Radu Jude’s newest social fresco focuses on Angela, an overworked and underpaid production assistant, who is tasked with casting the main character of a workplace safety video commissioned by a multinational company. However, the interviewee, a paraplegic man named Ovidiu, is not entirely aligned with the company’s narrative.
Radu Jude is a filmmaker of constant reinvention, and the trajectory of his career in recent years has been the most spectacular one within contemporary Romanian cinema: an oeuvre that is deeply political, self-reflexive, and thoroughly critical of the status quo, be it social, intellectual, or cinematic. Bolstered by the tour de force performance of actress Ilinca Manolache, Do Not Expect Too Much from the End of the World is among the most acerbic and darkest work of Jude’s career: a deeply anxiogenic collage of present-day malaise (exploitation, precarity, savage capitalism, and post-imperialism) and the ages of the image (from the incidental documentary moments of Communist-era cinema, via the New Romanian Cinema up to the Instagram stories and reels of the present). The end of the world is here, now — and, to paraphrase Mark Fischer, it’s not also the end of capitalism. (Flavia Dima)

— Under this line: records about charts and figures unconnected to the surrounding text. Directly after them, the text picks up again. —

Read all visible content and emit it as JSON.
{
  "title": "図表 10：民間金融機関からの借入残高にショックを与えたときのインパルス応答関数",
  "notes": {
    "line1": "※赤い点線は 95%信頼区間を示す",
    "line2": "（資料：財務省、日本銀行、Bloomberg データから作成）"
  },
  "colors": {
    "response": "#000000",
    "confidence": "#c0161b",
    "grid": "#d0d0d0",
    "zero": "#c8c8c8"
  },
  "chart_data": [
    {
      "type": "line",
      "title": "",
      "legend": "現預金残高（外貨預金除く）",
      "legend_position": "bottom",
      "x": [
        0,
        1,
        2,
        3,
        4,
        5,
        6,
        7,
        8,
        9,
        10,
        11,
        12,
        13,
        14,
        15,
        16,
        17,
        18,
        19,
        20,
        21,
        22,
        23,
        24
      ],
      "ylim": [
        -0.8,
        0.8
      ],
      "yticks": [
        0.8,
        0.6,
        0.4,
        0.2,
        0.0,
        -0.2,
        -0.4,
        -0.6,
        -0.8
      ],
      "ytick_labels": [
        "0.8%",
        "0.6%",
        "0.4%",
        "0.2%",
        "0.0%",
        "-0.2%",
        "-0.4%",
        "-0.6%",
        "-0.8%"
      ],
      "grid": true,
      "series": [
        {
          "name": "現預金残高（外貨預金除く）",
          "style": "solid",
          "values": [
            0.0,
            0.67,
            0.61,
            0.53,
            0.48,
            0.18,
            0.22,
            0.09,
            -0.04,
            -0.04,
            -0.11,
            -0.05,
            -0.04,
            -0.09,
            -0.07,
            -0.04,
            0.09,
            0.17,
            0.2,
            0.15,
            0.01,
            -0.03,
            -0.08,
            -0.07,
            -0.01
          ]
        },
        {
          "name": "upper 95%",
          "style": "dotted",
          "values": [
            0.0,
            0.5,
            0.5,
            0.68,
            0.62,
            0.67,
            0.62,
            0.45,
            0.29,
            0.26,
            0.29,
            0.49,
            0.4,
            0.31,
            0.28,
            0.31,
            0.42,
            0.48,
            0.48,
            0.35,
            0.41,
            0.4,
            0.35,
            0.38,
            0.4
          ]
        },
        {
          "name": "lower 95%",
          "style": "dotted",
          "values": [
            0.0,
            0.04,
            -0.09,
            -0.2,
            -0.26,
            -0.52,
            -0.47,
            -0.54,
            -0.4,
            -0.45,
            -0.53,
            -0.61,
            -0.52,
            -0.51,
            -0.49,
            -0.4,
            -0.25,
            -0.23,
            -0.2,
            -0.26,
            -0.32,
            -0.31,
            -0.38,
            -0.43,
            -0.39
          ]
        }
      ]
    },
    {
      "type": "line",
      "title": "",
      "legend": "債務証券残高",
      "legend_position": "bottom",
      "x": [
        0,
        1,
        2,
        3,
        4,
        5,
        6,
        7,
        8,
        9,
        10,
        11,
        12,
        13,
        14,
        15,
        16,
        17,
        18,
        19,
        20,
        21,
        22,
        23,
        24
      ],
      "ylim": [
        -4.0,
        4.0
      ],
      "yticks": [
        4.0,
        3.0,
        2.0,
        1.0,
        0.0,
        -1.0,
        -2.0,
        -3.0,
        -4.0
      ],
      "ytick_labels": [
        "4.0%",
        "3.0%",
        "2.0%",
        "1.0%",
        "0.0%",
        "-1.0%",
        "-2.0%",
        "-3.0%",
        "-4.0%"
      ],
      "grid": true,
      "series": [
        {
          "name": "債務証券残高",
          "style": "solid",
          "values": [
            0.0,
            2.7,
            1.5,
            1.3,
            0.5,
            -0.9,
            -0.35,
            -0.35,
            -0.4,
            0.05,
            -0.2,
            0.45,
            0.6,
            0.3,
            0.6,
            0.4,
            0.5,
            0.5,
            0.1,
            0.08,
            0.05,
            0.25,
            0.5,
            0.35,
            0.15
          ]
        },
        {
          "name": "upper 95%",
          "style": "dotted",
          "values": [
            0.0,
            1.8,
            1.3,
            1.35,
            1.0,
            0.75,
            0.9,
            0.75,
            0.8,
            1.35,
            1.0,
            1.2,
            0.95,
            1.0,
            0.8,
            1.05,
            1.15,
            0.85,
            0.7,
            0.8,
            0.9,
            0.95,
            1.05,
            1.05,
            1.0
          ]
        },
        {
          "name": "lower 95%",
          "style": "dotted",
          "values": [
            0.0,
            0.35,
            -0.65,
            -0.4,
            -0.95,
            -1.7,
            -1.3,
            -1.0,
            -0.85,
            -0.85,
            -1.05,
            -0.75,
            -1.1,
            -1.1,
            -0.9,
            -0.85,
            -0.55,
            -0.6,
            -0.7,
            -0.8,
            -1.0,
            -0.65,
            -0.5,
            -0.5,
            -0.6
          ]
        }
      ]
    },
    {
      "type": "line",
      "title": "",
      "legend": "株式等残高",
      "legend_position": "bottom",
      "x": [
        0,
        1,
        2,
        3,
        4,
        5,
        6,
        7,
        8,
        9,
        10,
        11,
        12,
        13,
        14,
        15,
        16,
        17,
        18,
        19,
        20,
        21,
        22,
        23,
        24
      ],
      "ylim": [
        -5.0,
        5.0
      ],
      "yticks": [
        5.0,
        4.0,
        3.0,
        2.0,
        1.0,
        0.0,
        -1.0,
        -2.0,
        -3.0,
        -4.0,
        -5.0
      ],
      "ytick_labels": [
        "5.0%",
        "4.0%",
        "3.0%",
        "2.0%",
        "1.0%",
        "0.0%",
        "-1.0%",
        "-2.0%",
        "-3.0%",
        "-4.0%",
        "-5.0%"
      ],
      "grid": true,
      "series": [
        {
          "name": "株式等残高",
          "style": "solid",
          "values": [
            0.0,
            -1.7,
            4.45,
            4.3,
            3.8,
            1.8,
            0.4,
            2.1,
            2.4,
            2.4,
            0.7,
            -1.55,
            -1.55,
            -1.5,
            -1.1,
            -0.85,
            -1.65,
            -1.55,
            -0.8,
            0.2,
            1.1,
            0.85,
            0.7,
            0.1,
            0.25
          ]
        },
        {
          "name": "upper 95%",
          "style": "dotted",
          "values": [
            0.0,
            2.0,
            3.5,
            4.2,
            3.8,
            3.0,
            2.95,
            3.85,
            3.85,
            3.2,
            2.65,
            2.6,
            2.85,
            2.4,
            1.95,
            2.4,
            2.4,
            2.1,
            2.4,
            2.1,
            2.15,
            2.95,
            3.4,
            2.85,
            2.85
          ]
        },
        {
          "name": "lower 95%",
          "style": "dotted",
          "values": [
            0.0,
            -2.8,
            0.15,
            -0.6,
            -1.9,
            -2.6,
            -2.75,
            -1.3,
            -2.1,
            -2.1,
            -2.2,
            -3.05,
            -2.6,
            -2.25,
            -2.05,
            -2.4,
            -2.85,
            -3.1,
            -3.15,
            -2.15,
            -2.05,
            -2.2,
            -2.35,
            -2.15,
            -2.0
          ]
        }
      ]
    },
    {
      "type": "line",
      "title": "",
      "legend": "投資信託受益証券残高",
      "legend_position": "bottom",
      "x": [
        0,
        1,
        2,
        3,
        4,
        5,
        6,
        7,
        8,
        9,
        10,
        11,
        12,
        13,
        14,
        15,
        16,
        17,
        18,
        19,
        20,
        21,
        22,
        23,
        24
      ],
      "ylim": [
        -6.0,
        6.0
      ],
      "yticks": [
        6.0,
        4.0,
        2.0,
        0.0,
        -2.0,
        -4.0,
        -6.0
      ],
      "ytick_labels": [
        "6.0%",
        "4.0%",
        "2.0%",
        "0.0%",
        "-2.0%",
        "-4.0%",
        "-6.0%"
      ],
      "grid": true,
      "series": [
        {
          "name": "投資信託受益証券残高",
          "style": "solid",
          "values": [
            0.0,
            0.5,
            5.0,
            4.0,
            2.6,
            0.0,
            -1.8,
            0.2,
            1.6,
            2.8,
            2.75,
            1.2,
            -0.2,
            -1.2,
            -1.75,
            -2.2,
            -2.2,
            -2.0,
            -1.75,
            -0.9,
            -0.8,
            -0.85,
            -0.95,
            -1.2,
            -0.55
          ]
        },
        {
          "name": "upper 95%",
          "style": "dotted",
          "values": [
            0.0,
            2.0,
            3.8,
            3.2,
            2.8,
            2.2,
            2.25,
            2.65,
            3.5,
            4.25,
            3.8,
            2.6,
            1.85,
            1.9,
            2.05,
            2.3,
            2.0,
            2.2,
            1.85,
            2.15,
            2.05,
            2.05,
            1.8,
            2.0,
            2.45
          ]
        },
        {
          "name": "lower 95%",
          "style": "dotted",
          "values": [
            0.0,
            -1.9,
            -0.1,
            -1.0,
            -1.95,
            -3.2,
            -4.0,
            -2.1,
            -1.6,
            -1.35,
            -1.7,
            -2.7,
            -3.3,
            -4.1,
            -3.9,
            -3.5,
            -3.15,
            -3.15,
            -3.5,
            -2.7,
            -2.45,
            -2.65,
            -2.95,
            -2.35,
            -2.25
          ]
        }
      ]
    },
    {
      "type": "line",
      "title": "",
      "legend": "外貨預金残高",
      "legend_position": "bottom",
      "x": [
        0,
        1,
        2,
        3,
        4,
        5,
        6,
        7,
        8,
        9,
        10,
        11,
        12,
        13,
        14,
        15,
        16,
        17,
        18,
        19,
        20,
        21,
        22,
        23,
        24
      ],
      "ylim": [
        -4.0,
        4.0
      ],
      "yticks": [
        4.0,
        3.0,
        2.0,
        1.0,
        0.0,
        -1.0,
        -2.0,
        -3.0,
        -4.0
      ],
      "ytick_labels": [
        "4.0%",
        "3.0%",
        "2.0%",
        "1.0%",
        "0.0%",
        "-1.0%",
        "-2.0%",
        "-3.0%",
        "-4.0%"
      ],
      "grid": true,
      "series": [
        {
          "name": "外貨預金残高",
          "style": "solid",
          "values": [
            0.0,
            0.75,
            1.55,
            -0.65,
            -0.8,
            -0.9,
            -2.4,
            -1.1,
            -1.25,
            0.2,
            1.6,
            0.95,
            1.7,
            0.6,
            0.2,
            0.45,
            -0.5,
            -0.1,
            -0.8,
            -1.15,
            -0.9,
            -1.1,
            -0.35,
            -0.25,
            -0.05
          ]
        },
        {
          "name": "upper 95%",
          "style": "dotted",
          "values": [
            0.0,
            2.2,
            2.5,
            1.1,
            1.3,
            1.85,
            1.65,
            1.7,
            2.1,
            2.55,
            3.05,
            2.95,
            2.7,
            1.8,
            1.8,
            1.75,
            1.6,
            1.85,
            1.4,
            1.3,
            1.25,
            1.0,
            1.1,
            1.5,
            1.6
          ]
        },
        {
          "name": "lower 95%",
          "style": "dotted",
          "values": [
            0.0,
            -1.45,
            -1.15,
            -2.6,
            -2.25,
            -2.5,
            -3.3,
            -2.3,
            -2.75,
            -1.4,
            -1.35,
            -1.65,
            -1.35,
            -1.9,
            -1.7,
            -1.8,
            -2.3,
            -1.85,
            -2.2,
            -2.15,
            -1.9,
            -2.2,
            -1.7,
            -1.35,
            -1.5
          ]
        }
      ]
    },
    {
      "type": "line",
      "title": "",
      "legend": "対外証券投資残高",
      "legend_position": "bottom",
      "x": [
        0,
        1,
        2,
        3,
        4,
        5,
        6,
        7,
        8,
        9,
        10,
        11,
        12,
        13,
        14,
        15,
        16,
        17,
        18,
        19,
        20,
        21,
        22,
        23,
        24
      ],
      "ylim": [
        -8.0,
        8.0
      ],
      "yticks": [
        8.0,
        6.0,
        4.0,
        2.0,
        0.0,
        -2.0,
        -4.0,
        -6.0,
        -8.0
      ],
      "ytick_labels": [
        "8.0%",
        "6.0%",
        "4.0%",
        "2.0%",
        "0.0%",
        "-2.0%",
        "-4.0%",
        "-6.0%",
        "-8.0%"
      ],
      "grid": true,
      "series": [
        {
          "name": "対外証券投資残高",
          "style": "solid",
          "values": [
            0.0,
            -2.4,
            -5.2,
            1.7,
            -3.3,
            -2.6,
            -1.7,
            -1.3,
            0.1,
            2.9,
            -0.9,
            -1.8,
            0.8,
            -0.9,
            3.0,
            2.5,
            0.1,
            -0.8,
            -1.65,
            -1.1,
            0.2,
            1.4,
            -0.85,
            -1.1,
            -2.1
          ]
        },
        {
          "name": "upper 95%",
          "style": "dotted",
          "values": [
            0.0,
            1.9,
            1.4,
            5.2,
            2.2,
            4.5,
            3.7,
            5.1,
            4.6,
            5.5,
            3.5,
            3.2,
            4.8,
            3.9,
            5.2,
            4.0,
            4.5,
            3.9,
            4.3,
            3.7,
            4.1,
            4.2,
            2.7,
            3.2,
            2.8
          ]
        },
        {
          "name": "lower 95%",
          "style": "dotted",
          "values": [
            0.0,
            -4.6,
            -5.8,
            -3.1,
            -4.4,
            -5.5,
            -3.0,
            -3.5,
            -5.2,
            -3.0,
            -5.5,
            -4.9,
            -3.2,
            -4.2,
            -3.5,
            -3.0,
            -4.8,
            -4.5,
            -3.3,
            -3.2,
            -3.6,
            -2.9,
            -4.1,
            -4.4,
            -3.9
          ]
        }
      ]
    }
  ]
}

Radu Jude is a Romanian director and screenwriter. His feature debut The Happiest Girl in the World (2009) was selected for more than 50 international film festivals. Titles such as Everybody in Our Family (2012), Aferim! (2015), and Scarred Hearts (2016) followed and won multiple awards. The Dead Nation (2017) marked his debut in documentary film. His 2021 feature Bad Luck Banging or Loony Porn won the Golden Bear in Berlinale 2021. Over the past years he has also made several short films, including Caricaturana (2021), Plastic Semiotic (2021) and The Potemkinists (2022). Do Not Expect Too Much of the End of the World (2023) has won the Special Jury Prize at the 76th edition of the Locarno Film Festival.